Search code examples
algorithmfortranstring-search

Morris Pratt table in Fortran


I have been tried to do the Morris Pratt table and the code is basically this one in C:

void preMp(char *x, int m, int mpNext[]) {
int i, j;

i = 0;
j = mpNext[0] = -1;
while (i < m) {
   while (j > -1 && x[i] != x[j])
      j = mpNext[j];
   mpNext[++i] = ++j;
 }
}

and here is where i get so far in Fortran

program MP_ALGORITHM
implicit none
integer, parameter :: m=4
character(LEN=m) :: x='abac'
integer, dimension(4) :: T
integer :: i, j

i=0
T(1)=-1
j=-1

do while(i < m)
  do while((j > -1) .AND. (x(i+1:i+1) /= (x(j+i+1:j+i+1))))
    j=T(j)
  end do
  i=i+1
  j=j+1
  T(i)=j
end do
print *, T(1:)
end  program MP_ALGORITHM

and the problem is i think i am having the wrong output.

for x=abac it should be (?):

a   b  a  c

-1  0  1  0

and my code is returning 0 1 1 1

so, what i've done wrong?


Solution

  • The problem here is that C indices start from zero, but Fortran indices start from one. You can try to adjust the index for every array acces by one, but this will get unwieldy.

    The Morris-Pratt table itself is an array of indices, so it should look different in C and Fortran: The Fortran array should have one-based indices and it should use zero as invalid index.

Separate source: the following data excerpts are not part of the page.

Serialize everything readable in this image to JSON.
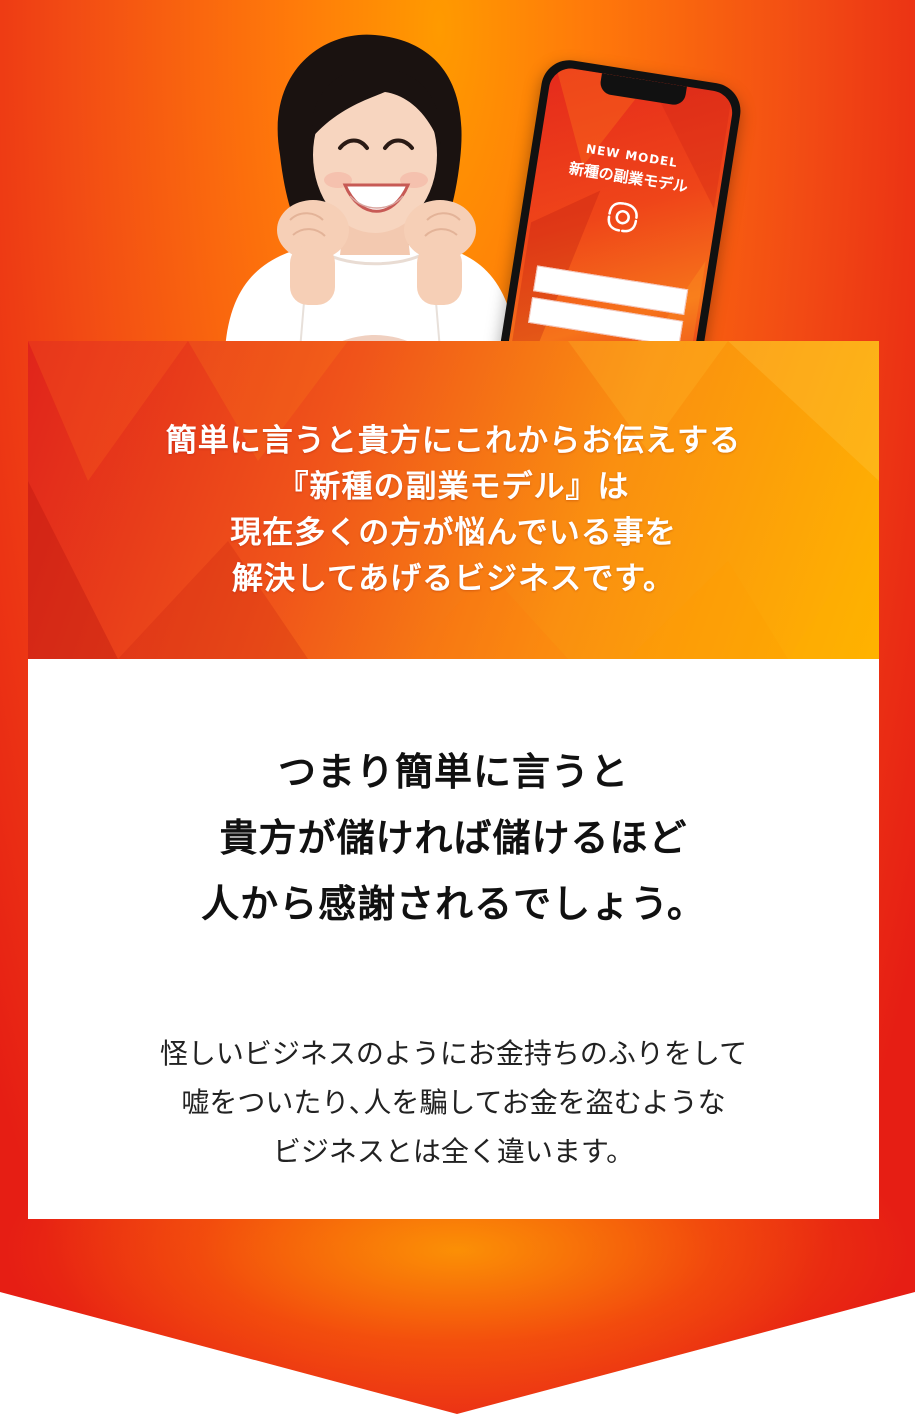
{
  "phone": {
    "kicker": "NEW MODEL",
    "title": "新種の副業モデル",
    "logo_icon": "swirl-logo-icon"
  },
  "intro": {
    "lines": [
      "簡単に言うと貴方にこれからお伝えする",
      "『新種の副業モデル』は",
      "現在多くの方が悩んでいる事を",
      "解決してあげるビジネスです。"
    ]
  },
  "headline": {
    "lines": [
      "つまり簡単に言うと",
      "貴方が儲ければ儲けるほど",
      "人から感謝されるでしょう。"
    ]
  },
  "body": {
    "lines": [
      "怪しいビジネスのようにお金持ちのふりをして",
      "嘘をついたり､人を騙してお金を盗むような",
      "ビジネスとは全く違います。"
    ]
  },
  "colors": {
    "accent_red": "#e61e14",
    "accent_orange": "#ff8a00",
    "accent_yellow": "#ffb400",
    "text_dark": "#111111"
  }
}
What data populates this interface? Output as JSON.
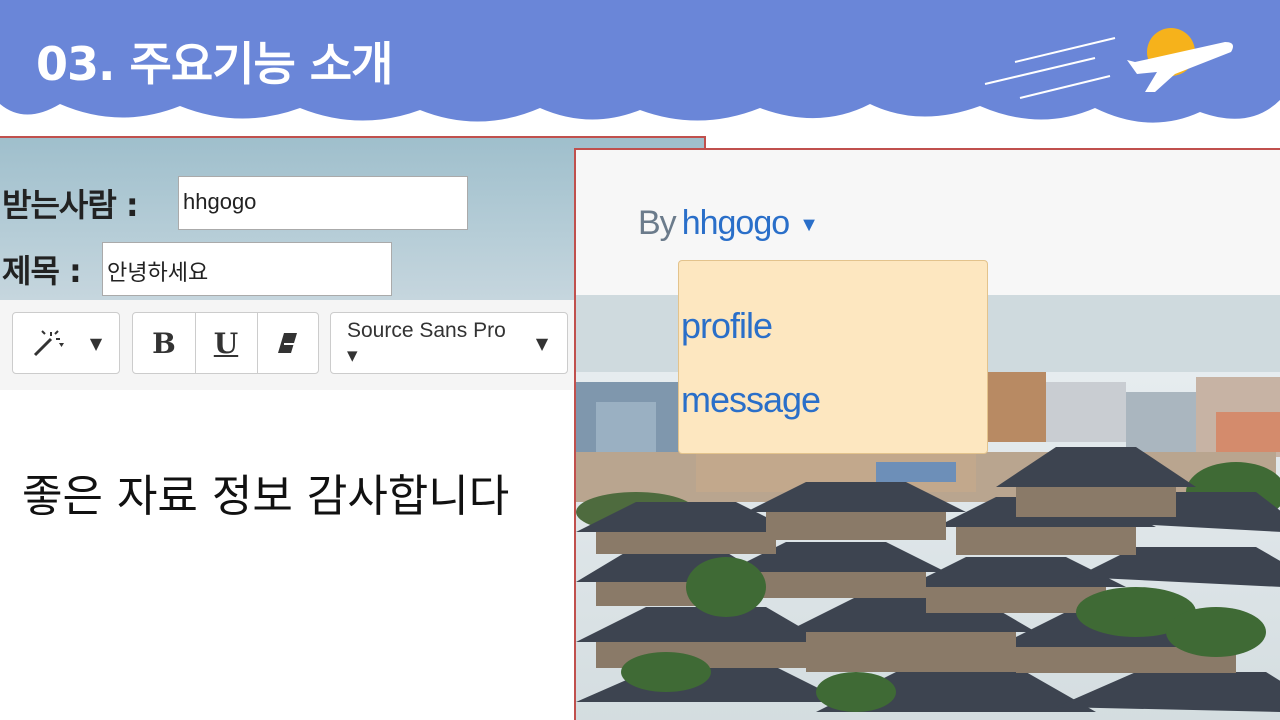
{
  "slide": {
    "title": "03. 주요기능 소개",
    "colors": {
      "banner": "#6a86d8",
      "panel_border": "#c0504d",
      "sun": "#f6b21b"
    }
  },
  "composer": {
    "recipient_label": "받는사람 :",
    "recipient_value": "hhgogo",
    "subject_label": "제목 :",
    "subject_value": "안녕하세요",
    "toolbar": {
      "style_icon": "magic-wand-icon",
      "bold_label": "B",
      "underline_label": "U",
      "eraser_icon": "eraser-icon",
      "font_select": "Source Sans Pro ▾",
      "caret": "▼"
    },
    "body_text": "좋은 자료 정보 감사합니다"
  },
  "user_page": {
    "by_label": "By",
    "username": "hhgogo",
    "caret": "▼",
    "menu": [
      "profile",
      "message"
    ],
    "colors": {
      "link": "#2a6fc9",
      "menu_bg": "#fde7c0"
    }
  }
}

    Together with the error that chw21 pointed out, your function might look like this:

    subroutine kmp_table(x, t)
        implicit none
    
        character(*), intent(in) :: x
        integer, dimension(:), intent(out) :: t
    
        integer m
        integer :: i, j
    
        m = len(x)
    
        i = 1
        t(1) = 0
        j = 0
    
        do while (i < m)
            do while(j > 0 .and. x(i:i) /= x(j:j))
                j = t(j)
            end do
            i = i + 1
            j = j + 1
            t(i) = j
        end do
    end subroutine 
    

    You can then use it in the Morris-Pratt algorithm as taken straight from the Wikipedia page with adjustment for Fortran indices:

    function kmp_index(S, W) result(res)
        implicit none
    
        integer :: res
    
        character(*), intent(in) :: S       ! text to search
        character(*), intent(in) :: W       ! word to find
    
        integer :: m                        ! zero-based offset in S
        integer :: i                        ! one-based offset in W and T
    
        integer, dimension(len(W)) :: T     ! KMP table
    
    
    
        call kmp_table(W, T)
    
        i = 1
        m = 0
    
        do while (m + i <= len(S))
            if (W(i:i) == S(m + i:m + i)) then
                if (i == len(W)) then
                    res = m + 1
                    return
                end if
                i = i + 1
            else
                if (T(i) > 0) then
                    m = m + i - T(i)
                    i = T(i)
                else
                    i = 1
                    m = m + 1
                end if
            end if
        end do
    
        res = 0
    
    end function
    

    (The index m is zero-based here, because t is only ever used in conjunction with i in S(m + i:m + i). Adding two one-based indices will yield an offset of one, whereas keeping m zero-based makes this a neutral addition. m is a local variable that isn't exposed to code from the outside.)

    Alternatively, you could make your Fortran arrays zero-based by specifying a lower bound of zero for your string and array. That will clash with the useful character(*) notation, though, which always uses one-based indexing. In my opinion, it is better to think about the whole algorithm in the typical one-based indexing scheme of Fortran.